This study evaluated the effectiveness of two automated geomorphometric methods – geomorphons and the TPI – in delineating GCLs within the Komorze tunnel valley in the Drawsko Lakeland, NW Poland. Using a manually refined dataset as a reference, the spatial characteristics of ridge forms produced by each method across five GCL swarms are compared.

The results highlight the interpretative reliability of the geomorphon approach, particularly with an FT of 3, in replicating the structure and distribution of GCLs. TPI-based methods were more sensitive to neighbourhood size and frequently over-fragmented the terrain, leading to inflated form counts and a reduction in spatial coherence. Though all methods produced comparable elevation ranges, only geomorphons nearly approximated the shape and extent of GCL ridges identified through manual interpretation.

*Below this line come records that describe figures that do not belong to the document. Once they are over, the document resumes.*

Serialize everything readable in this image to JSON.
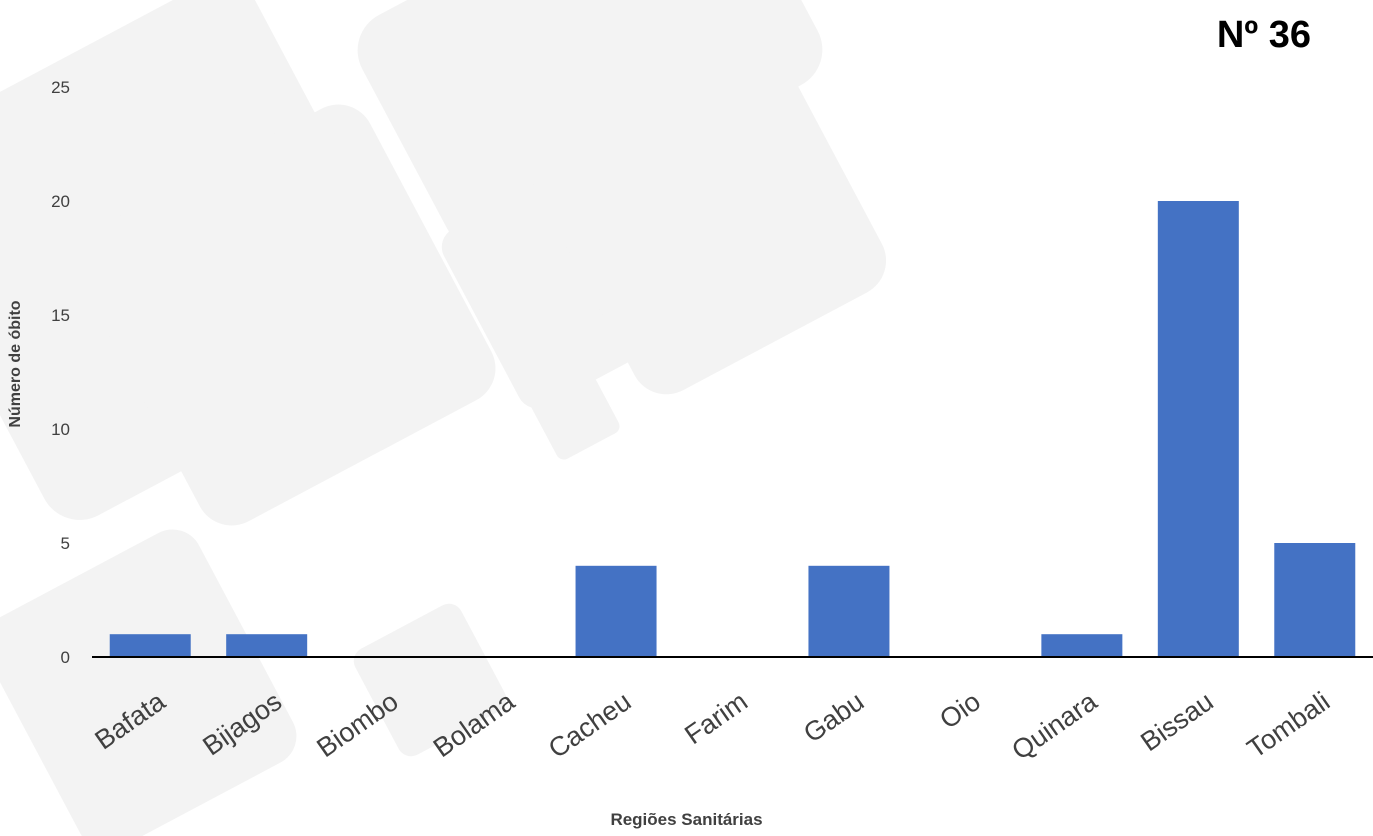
{
  "badge": "Nº 36",
  "chart_data": {
    "type": "bar",
    "xlabel": "Regiões Sanitárias",
    "ylabel": "Número de óbito",
    "categories": [
      "Bafata",
      "Bijagos",
      "Biombo",
      "Bolama",
      "Cacheu",
      "Farim",
      "Gabu",
      "Oio",
      "Quinara",
      "Bissau",
      "Tombali"
    ],
    "values": [
      1,
      1,
      0,
      0,
      4,
      0,
      4,
      0,
      1,
      20,
      5
    ],
    "ylim": [
      0,
      25
    ],
    "yticks": [
      0,
      5,
      10,
      15,
      20,
      25
    ],
    "grid": false,
    "bar_color": "#4472C4"
  }
}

Given the challenges of mapping low-relief landforms in young, morphologically diverse glacial landscapes, this study demonstrates that automated approaches, when carefully parameterised and validated, can effectively support geomorphological analysis. These findings reinforce the enduring value of expert-guided interpretation while showing that tools like geomorphons can meaningfully assist in identifying subtle features such as GCLs, especially at larger spatial scales. As geomorphometric frameworks evolve, a hybrid approach that balances automation with contextual insight will be crucial to advancing the study of glacial landscapes and their formative processes.